Por mais racionais que nós pensemos que somos, continuamos a acreditar nos rituais. Achamos que o primeiro dia de janeiro é totalmente diferente do último de dezembro

Festas e celebrações são tão antigas quanto as mais antigas sociedades humanas. As duas principais modalidades eram as que agradeciam pelo que passou e as que rogavam pelo que estava por vir. Nas do primeiro tipo, celebravam-se colheitas, nascimentos, casamentos, vitórias militares. Nas do segundo, torcia-se: para que a colheita fosse boa, para que houvesse sucesso na batalha... De sociedade para sociedade, e ao longo do tempo, sempre houve uma grande diversidade de como agradecer e pedir, e algum tipo de sacrifício tem sido prática frequente: pode-se tirar a vida de algum animal (galinha, cordeiro); pode-se estourar os joelhos escalando as escadarias das velhas igrejas; ou mesmo fazer uso de um ser humano menos afortunado, como na sociedade maia, em que se arrancava, ainda batendo, o coração do sacrificado. Em muitas delas, o aspecto cíclico era essencial: chegada da primavera, início do plantio, fim da colheita.

O curioso é que, por mais modernos e racionais que nós pensemos que somos, continuamos, como os nossos mais distantes antepassados, a acreditar piamente nos rituais das festas cíclicas, tanto nas que olham mais para trás quanto nas que olham mais para a frente. Achamos que o primeiro dia de janeiro é totalmente diferente do último de dezembro, e acreditamos que pular sete ondinhas vai fazer alguma diferença. Até dizemos que tudo isso é besteira, mas, de uma forma ou de outra, seguimos acreditando e repetindo, ano após ano, os mesmos rituais. E, sim, se você quer mesmo saber, é a aproximação do fim deste ano de 2015 que me faz pensar nessas coisas.

 

TRANCOS E BARRANCOS

Eu não sei para você, mas para mim este ano foi complicadíssimo. Houve coisas boas, claro. Minha filha está se formando em direito e meu filho passou no vestibular para medicina. Publiquei dois livros. Todos os que são próximos (incluindo a gata, Caju, e as cachorrinhas, Maria Antonieta e Maia) estão bem de saúde. Enfim, olhando assim, até daria para perguntar: reclamar do quê? Disto: de, a essa altura do campeonato, eu voltar a ter insônia com angústias e preocupações materiais. De ver pessoas próximas, em número cada vez maior, perdendo o emprego. De testemunhar, em Minas Gerais, o cruel assassinato do rio Doce. De sentir que o país e o mundo parecem voltar no tempo.
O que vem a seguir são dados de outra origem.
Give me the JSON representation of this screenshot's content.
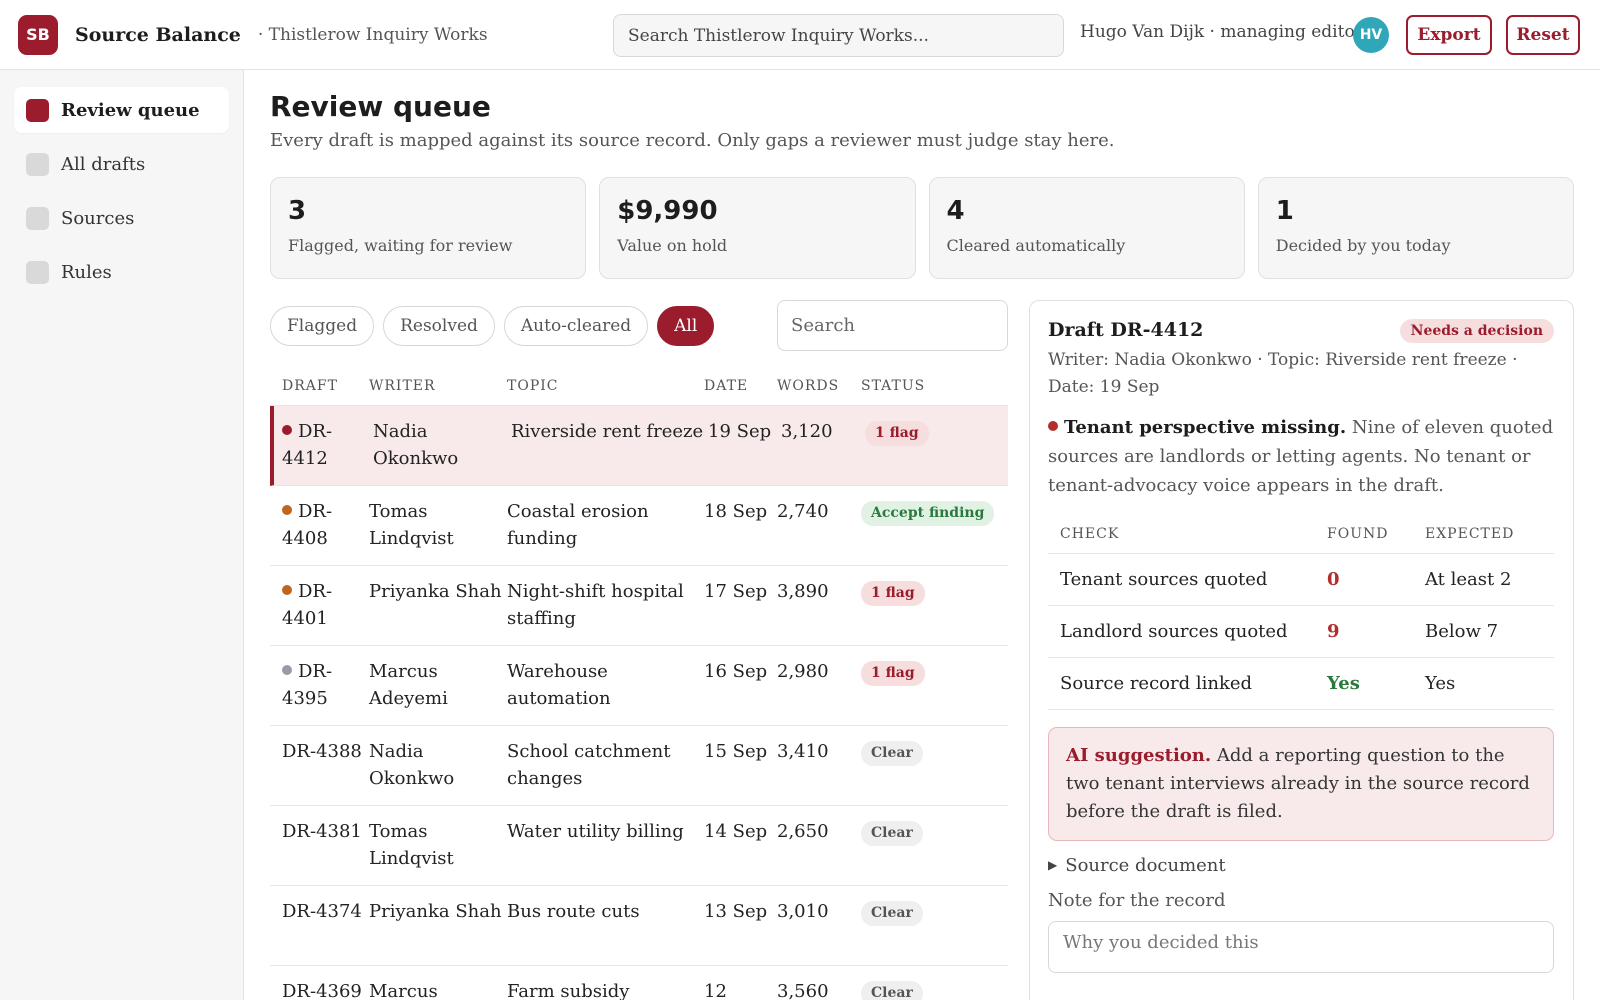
{
  "header": {
    "logo": "SB",
    "app_name": "Source Balance",
    "workspace": "· Thistlerow Inquiry Works",
    "search_placeholder": "Search Thistlerow Inquiry Works...",
    "user": "Hugo Van Dijk · managing editor",
    "avatar": "HV",
    "export_label": "Export",
    "reset_label": "Reset"
  },
  "sidebar": {
    "items": [
      {
        "label": "Review queue",
        "icon": "square-icon",
        "active": true
      },
      {
        "label": "All drafts",
        "icon": "square-icon"
      },
      {
        "label": "Sources",
        "icon": "square-icon"
      },
      {
        "label": "Rules",
        "icon": "square-icon"
      }
    ]
  },
  "main": {
    "title": "Review queue",
    "subtitle": "Every draft is mapped against its source record. Only gaps a reviewer must judge stay here."
  },
  "stats": [
    {
      "value": "3",
      "label": "Flagged, waiting for review"
    },
    {
      "value": "$9,990",
      "label": "Value on hold"
    },
    {
      "value": "4",
      "label": "Cleared automatically"
    },
    {
      "value": "1",
      "label": "Decided by you today"
    }
  ],
  "filters": {
    "chips": [
      "Flagged",
      "Resolved",
      "Auto-cleared",
      "All"
    ],
    "active": "All",
    "search_placeholder": "Search"
  },
  "table": {
    "headers": [
      "DRAFT",
      "WRITER",
      "TOPIC",
      "DATE",
      "WORDS",
      "STATUS"
    ],
    "rows": [
      {
        "draft": "DR-4412",
        "writer": "Nadia Okonkwo",
        "topic": "Riverside rent freeze",
        "date": "19 Sep",
        "words": "3,120",
        "status": "1 flag",
        "status_kind": "flag",
        "dot": "#9b1c2c",
        "selected": true
      },
      {
        "draft": "DR-4408",
        "writer": "Tomas Lindqvist",
        "topic": "Coastal erosion funding",
        "date": "18 Sep",
        "words": "2,740",
        "status": "Accept finding",
        "status_kind": "accept",
        "dot": "#c0651f"
      },
      {
        "draft": "DR-4401",
        "writer": "Priyanka Shah",
        "topic": "Night-shift hospital staffing",
        "date": "17 Sep",
        "words": "3,890",
        "status": "1 flag",
        "status_kind": "flag",
        "dot": "#c0651f"
      },
      {
        "draft": "DR-4395",
        "writer": "Marcus Adeyemi",
        "topic": "Warehouse automation",
        "date": "16 Sep",
        "words": "2,980",
        "status": "1 flag",
        "status_kind": "flag",
        "dot": "#9a9aa8"
      },
      {
        "draft": "DR-4388",
        "writer": "Nadia Okonkwo",
        "topic": "School catchment changes",
        "date": "15 Sep",
        "words": "3,410",
        "status": "Clear",
        "status_kind": "clear",
        "dot": ""
      },
      {
        "draft": "DR-4381",
        "writer": "Tomas Lindqvist",
        "topic": "Water utility billing",
        "date": "14 Sep",
        "words": "2,650",
        "status": "Clear",
        "status_kind": "clear",
        "dot": ""
      },
      {
        "draft": "DR-4374",
        "writer": "Priyanka Shah",
        "topic": "Bus route cuts",
        "date": "13 Sep",
        "words": "3,010",
        "status": "Clear",
        "status_kind": "clear",
        "dot": ""
      },
      {
        "draft": "DR-4369",
        "writer": "Marcus",
        "topic": "Farm subsidy",
        "date": "12",
        "words": "3,560",
        "status": "Clear",
        "status_kind": "clear",
        "dot": ""
      }
    ]
  },
  "detail": {
    "title": "Draft DR-4412",
    "badge": "Needs a decision",
    "meta": "Writer: Nadia Okonkwo · Topic: Riverside rent freeze · Date: 19 Sep",
    "finding_title": "Tenant perspective missing.",
    "finding_text": "Nine of eleven quoted sources are landlords or letting agents. No tenant or tenant-advocacy voice appears in the draft.",
    "checks_headers": [
      "CHECK",
      "FOUND",
      "EXPECTED"
    ],
    "checks": [
      {
        "check": "Tenant sources quoted",
        "found": "0",
        "expected": "At least 2",
        "ok": false
      },
      {
        "check": "Landlord sources quoted",
        "found": "9",
        "expected": "Below 7",
        "ok": false
      },
      {
        "check": "Source record linked",
        "found": "Yes",
        "expected": "Yes",
        "ok": true
      }
    ],
    "ai_label": "AI suggestion.",
    "ai_text": "Add a reporting question to the two tenant interviews already in the source record before the draft is filed.",
    "source_doc": "Source document",
    "note_label": "Note for the record",
    "note_placeholder": "Why you decided this"
  },
  "colors": {
    "accent": "#9b1c2c",
    "avatar": "#2fa7b8",
    "good": "#2a7a3d"
  }
}
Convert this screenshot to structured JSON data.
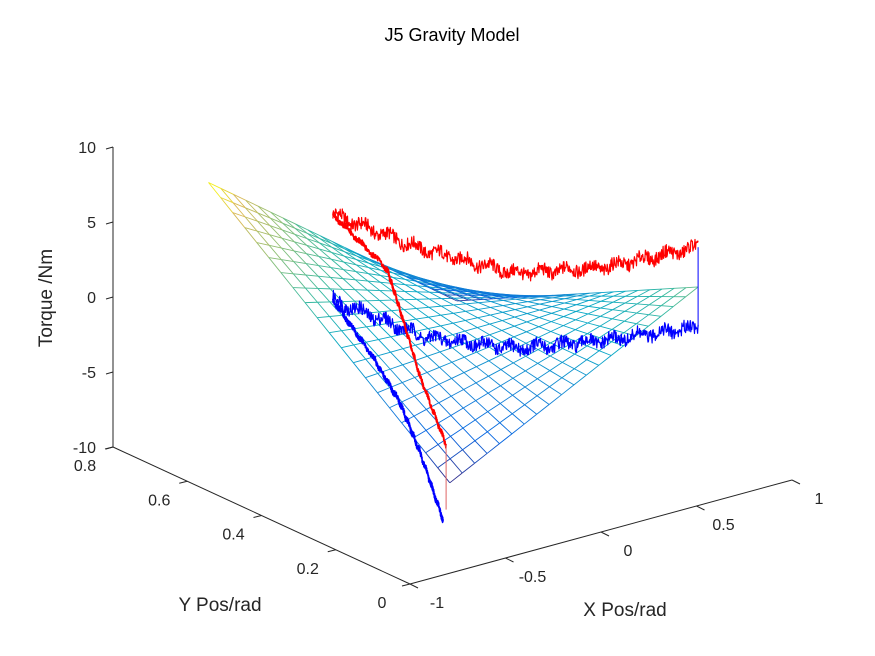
{
  "chart_data": {
    "type": "surface3d",
    "title": "J5 Gravity Model",
    "xlabel": "X Pos/rad",
    "ylabel": "Y Pos/rad",
    "zlabel": "Torque /Nm",
    "xlim": [
      -1,
      1
    ],
    "ylim": [
      0,
      0.8
    ],
    "zlim": [
      -10,
      10
    ],
    "xticks": [
      {
        "v": -1,
        "label": "-1"
      },
      {
        "v": -0.5,
        "label": "-0.5"
      },
      {
        "v": 0,
        "label": "0"
      },
      {
        "v": 0.5,
        "label": "0.5"
      },
      {
        "v": 1,
        "label": "1"
      }
    ],
    "yticks": [
      {
        "v": 0,
        "label": "0"
      },
      {
        "v": 0.2,
        "label": "0.2"
      },
      {
        "v": 0.4,
        "label": "0.4"
      },
      {
        "v": 0.6,
        "label": "0.6"
      },
      {
        "v": 0.8,
        "label": "0.8"
      }
    ],
    "zticks": [
      {
        "v": -10,
        "label": "-10"
      },
      {
        "v": -5,
        "label": "-5"
      },
      {
        "v": 0,
        "label": "0"
      },
      {
        "v": 5,
        "label": "5"
      },
      {
        "v": 10,
        "label": "10"
      }
    ],
    "grid": false,
    "surface": {
      "colormap": "parula",
      "x_range": [
        -0.5,
        0.8
      ],
      "y_range": [
        0.15,
        0.8
      ],
      "grid_lines": [
        21,
        21
      ],
      "corner_z": {
        "xmin_ymin": -6.7,
        "xmin_ymax": 5.9,
        "xmax_ymin": 1.85,
        "xmax_ymax": -6.5
      }
    },
    "series": [
      {
        "color": "#ff0000",
        "noise": 0.45,
        "width": 1.2,
        "points": [
          [
            -0.5,
            0.465,
            7.6
          ],
          [
            -0.175,
            0.386,
            5.0
          ],
          [
            0.15,
            0.3075,
            3.2
          ],
          [
            0.475,
            0.229,
            3.4
          ],
          [
            0.8,
            0.15,
            4.5
          ]
        ]
      },
      {
        "color": "#0000ff",
        "noise": 0.45,
        "width": 1.2,
        "points": [
          [
            -0.5,
            0.465,
            1.9
          ],
          [
            -0.175,
            0.386,
            -0.8
          ],
          [
            0.15,
            0.3075,
            -1.8
          ],
          [
            0.475,
            0.229,
            -1.5
          ],
          [
            0.8,
            0.15,
            -0.8
          ]
        ]
      },
      {
        "color": "#ff0000",
        "noise": 0.18,
        "width": 1.6,
        "points": [
          [
            -0.5,
            0.465,
            7.6
          ],
          [
            -0.5,
            0.319,
            5.6
          ],
          [
            -0.5,
            0.284,
            3.3
          ],
          [
            -0.5,
            0.23,
            -0.56
          ],
          [
            -0.5,
            0.16,
            -4.3
          ]
        ]
      },
      {
        "color": "#0000ff",
        "noise": 0.2,
        "width": 1.6,
        "points": [
          [
            -0.5,
            0.465,
            1.9
          ],
          [
            -0.5,
            0.357,
            -0.67
          ],
          [
            -0.5,
            0.284,
            -2.9
          ],
          [
            -0.5,
            0.23,
            -5.6
          ],
          [
            -0.5,
            0.168,
            -9.4
          ]
        ]
      },
      {
        "color": "#e06464",
        "noise": 0,
        "width": 1,
        "points": [
          [
            -0.5,
            0.16,
            -4.3
          ],
          [
            -0.5,
            0.16,
            -8.6
          ]
        ]
      },
      {
        "color": "#0000ff",
        "noise": 0,
        "width": 1,
        "points": [
          [
            0.8,
            0.15,
            4.5
          ],
          [
            0.8,
            0.15,
            -0.8
          ]
        ]
      }
    ]
  }
}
De notar que a intolerância, em suas infinitas variedades, cresce de forma vertiginosa. E, finalmente, de concluir que quase todos os políticos (de alto a baixo, de norte a sul, da esquerda à direita) são nulidades absolutamente aquém do que seria requerido para enfrentar os desafios que estão, não apenas batendo, mas arrombando a nossa porta.
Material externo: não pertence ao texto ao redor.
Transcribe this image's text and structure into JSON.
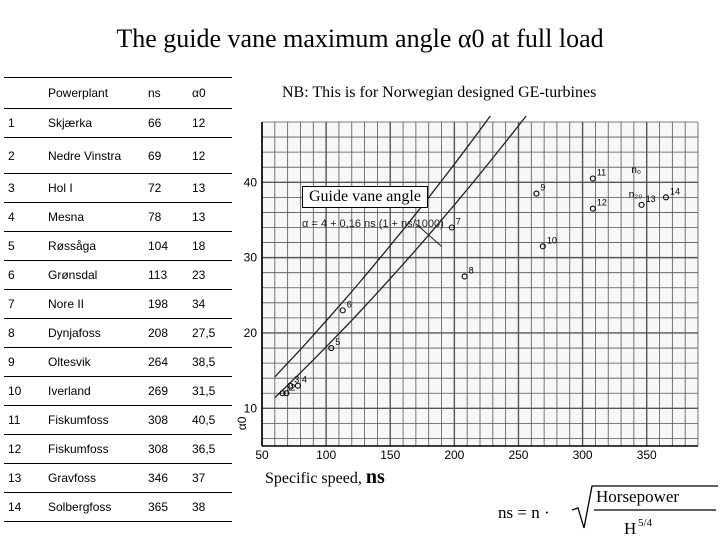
{
  "title": "The guide vane maximum angle α0 at full load",
  "note": "NB: This is for Norwegian designed GE-turbines",
  "table": {
    "headers": [
      "",
      "Powerplant",
      "ns",
      "α0"
    ],
    "rows": [
      [
        "1",
        "Skjærka",
        "66",
        "12"
      ],
      [
        "2",
        "Nedre Vinstra",
        "69",
        "12"
      ],
      [
        "3",
        "Hol I",
        "72",
        "13"
      ],
      [
        "4",
        "Mesna",
        "78",
        "13"
      ],
      [
        "5",
        "Røssåga",
        "104",
        "18"
      ],
      [
        "6",
        "Grønsdal",
        "113",
        "23"
      ],
      [
        "7",
        "Nore II",
        "198",
        "34"
      ],
      [
        "8",
        "Dynjafoss",
        "208",
        "27,5"
      ],
      [
        "9",
        "Oltesvik",
        "264",
        "38,5"
      ],
      [
        "10",
        "Iverland",
        "269",
        "31,5"
      ],
      [
        "11",
        "Fiskumfoss",
        "308",
        "40,5"
      ],
      [
        "12",
        "Fiskumfoss",
        "308",
        "36,5"
      ],
      [
        "13",
        "Gravfoss",
        "346",
        "37"
      ],
      [
        "14",
        "Solbergfoss",
        "365",
        "38"
      ]
    ]
  },
  "chart_data": {
    "type": "scatter",
    "guide_label": "Guide vane angle",
    "formula": "α = 4 + 0,16 ns (1 + ns/1000)",
    "xlabel": "Specific speed,",
    "xlabel_symbol": "ns",
    "ylabel": "α0",
    "xlim": [
      50,
      390
    ],
    "ylim": [
      5,
      48
    ],
    "xticks": [
      "50",
      "100",
      "150",
      "200",
      "250",
      "300",
      "350"
    ],
    "yticks": [
      "10",
      "20",
      "30",
      "40"
    ],
    "grid": true,
    "points": [
      {
        "label": "1",
        "x": 66,
        "y": 12
      },
      {
        "label": "2",
        "x": 69,
        "y": 12
      },
      {
        "label": "3",
        "x": 72,
        "y": 13
      },
      {
        "label": "4",
        "x": 78,
        "y": 13
      },
      {
        "label": "5",
        "x": 104,
        "y": 18
      },
      {
        "label": "6",
        "x": 113,
        "y": 23
      },
      {
        "label": "7",
        "x": 198,
        "y": 34
      },
      {
        "label": "8",
        "x": 208,
        "y": 27.5
      },
      {
        "label": "9",
        "x": 264,
        "y": 38.5
      },
      {
        "label": "10",
        "x": 269,
        "y": 31.5
      },
      {
        "label": "11",
        "x": 308,
        "y": 40.5
      },
      {
        "label": "12",
        "x": 308,
        "y": 36.5
      },
      {
        "label": "13",
        "x": 346,
        "y": 37
      },
      {
        "label": "14",
        "x": 365,
        "y": 38
      }
    ],
    "curve_labels": [
      "n₀",
      "n₂₀"
    ]
  },
  "ns_definition": {
    "lhs": "ns = n ·",
    "numerator": "Horsepower",
    "denominator": "H",
    "exponent": "5/4"
  }
}
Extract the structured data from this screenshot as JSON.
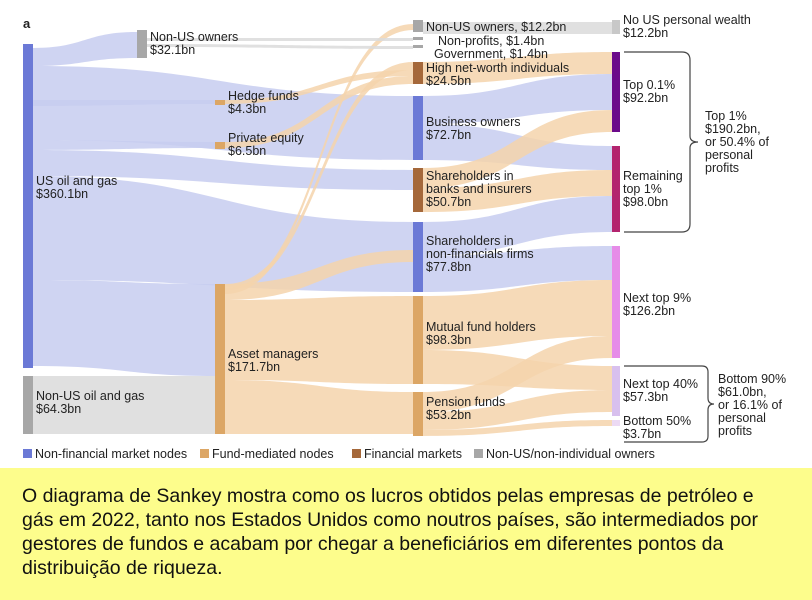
{
  "panel_letter": "a",
  "colors": {
    "non_financial": "#6b79d6",
    "fund": "#dca665",
    "financial": "#a5683a",
    "non_us": "#a7a7a7",
    "top01": "#6b0a8a",
    "remaining1": "#b3246e",
    "nexttop9": "#e68ce8",
    "next40": "#d8c0ee",
    "bottom50": "#ecdaf4",
    "nowealth": "#c8c8c8",
    "flow_blue": "#c7cdf0",
    "flow_orange": "#f4d4ab",
    "flow_gray": "#dadada"
  },
  "nodes": {
    "us_oil": {
      "name": "US oil and gas",
      "value": "$360.1bn"
    },
    "nonus_oil": {
      "name": "Non-US oil and gas",
      "value": "$64.3bn"
    },
    "nonus_owners1": {
      "name": "Non-US owners",
      "value": "$32.1bn"
    },
    "hedge": {
      "name": "Hedge funds",
      "value": "$4.3bn"
    },
    "pe": {
      "name": "Private equity",
      "value": "$6.5bn"
    },
    "asset": {
      "name": "Asset managers",
      "value": "$171.7bn"
    },
    "nonus_owners2": {
      "label": "Non-US owners, $12.2bn"
    },
    "nonprofits": {
      "label": "Non-profits, $1.4bn"
    },
    "government": {
      "label": "Government, $1.4bn"
    },
    "hnwi": {
      "name": "High net-worth individuals",
      "value": "$24.5bn"
    },
    "business": {
      "name": "Business owners",
      "value": "$72.7bn"
    },
    "sh_banks": {
      "name1": "Shareholders in",
      "name2": "banks and insurers",
      "value": "$50.7bn"
    },
    "sh_nonfin": {
      "name1": "Shareholders in",
      "name2": "non-financials firms",
      "value": "$77.8bn"
    },
    "mutual": {
      "name": "Mutual fund holders",
      "value": "$98.3bn"
    },
    "pension": {
      "name": "Pension funds",
      "value": "$53.2bn"
    },
    "nowealth": {
      "name": "No US personal wealth",
      "value": "$12.2bn"
    },
    "top01": {
      "name": "Top 0.1%",
      "value": "$92.2bn"
    },
    "remaining1": {
      "name1": "Remaining",
      "name2": "top 1%",
      "value": "$98.0bn"
    },
    "nexttop9": {
      "name": "Next top 9%",
      "value": "$126.2bn"
    },
    "next40": {
      "name": "Next top 40%",
      "value": "$57.3bn"
    },
    "bottom50": {
      "name": "Bottom 50%",
      "value": "$3.7bn"
    }
  },
  "brackets": {
    "top1": {
      "l1": "Top 1%",
      "l2": "$190.2bn,",
      "l3": "or 50.4% of",
      "l4": "personal",
      "l5": "profits"
    },
    "bottom90": {
      "l1": "Bottom 90%",
      "l2": "$61.0bn,",
      "l3": "or 16.1% of",
      "l4": "personal",
      "l5": "profits"
    }
  },
  "legend": {
    "non_financial": "Non-financial market nodes",
    "fund": "Fund-mediated nodes",
    "financial": "Financial markets",
    "non_us": "Non-US/non-individual owners"
  },
  "caption": "O diagrama de Sankey mostra como os lucros obtidos pelas empresas de petróleo e gás em 2022, tanto nos Estados Unidos como noutros países, são intermediados por gestores de fundos e acabam por chegar a beneficiários em diferentes pontos da distribuição de riqueza."
}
Pois é. Eis que chegamos, aos trancos e barrancos, ao fim do ano. E agora, vamos fazer o quê? Festejar e celebrar? Agradecer pelo que passou ou priorizar as preces pelo que está por vir? Acho melhor a gente agradecer rapidinho e tratar logo de pensar no ano que está chegando, porque o futuro próximo está parecendo bem mais assustador do que o passado recente. Eu sinto que a coisa está tão feia que até arrancar coração de maia vivo seria pouco sacrifício para assegurar algum resultado (até porque, para os maias, essa prática não garantiu muita coisa, mas isso é outra história). Por outro lado, é óbvio que pular sete ondinhas não vai adiantar nada. Talvez devamos nos inspirar novamente em nossos antepassados e, mesmo diante dos eventos mais sombrios, jamais deixar de festejar, agradecendo pelo que passou e tendo fé no que está por vir. Que seja. Assim, ainda que um pouco ressabiado, termino a última coluna do ano desejando a você, e a todos nós, um feliz 2016.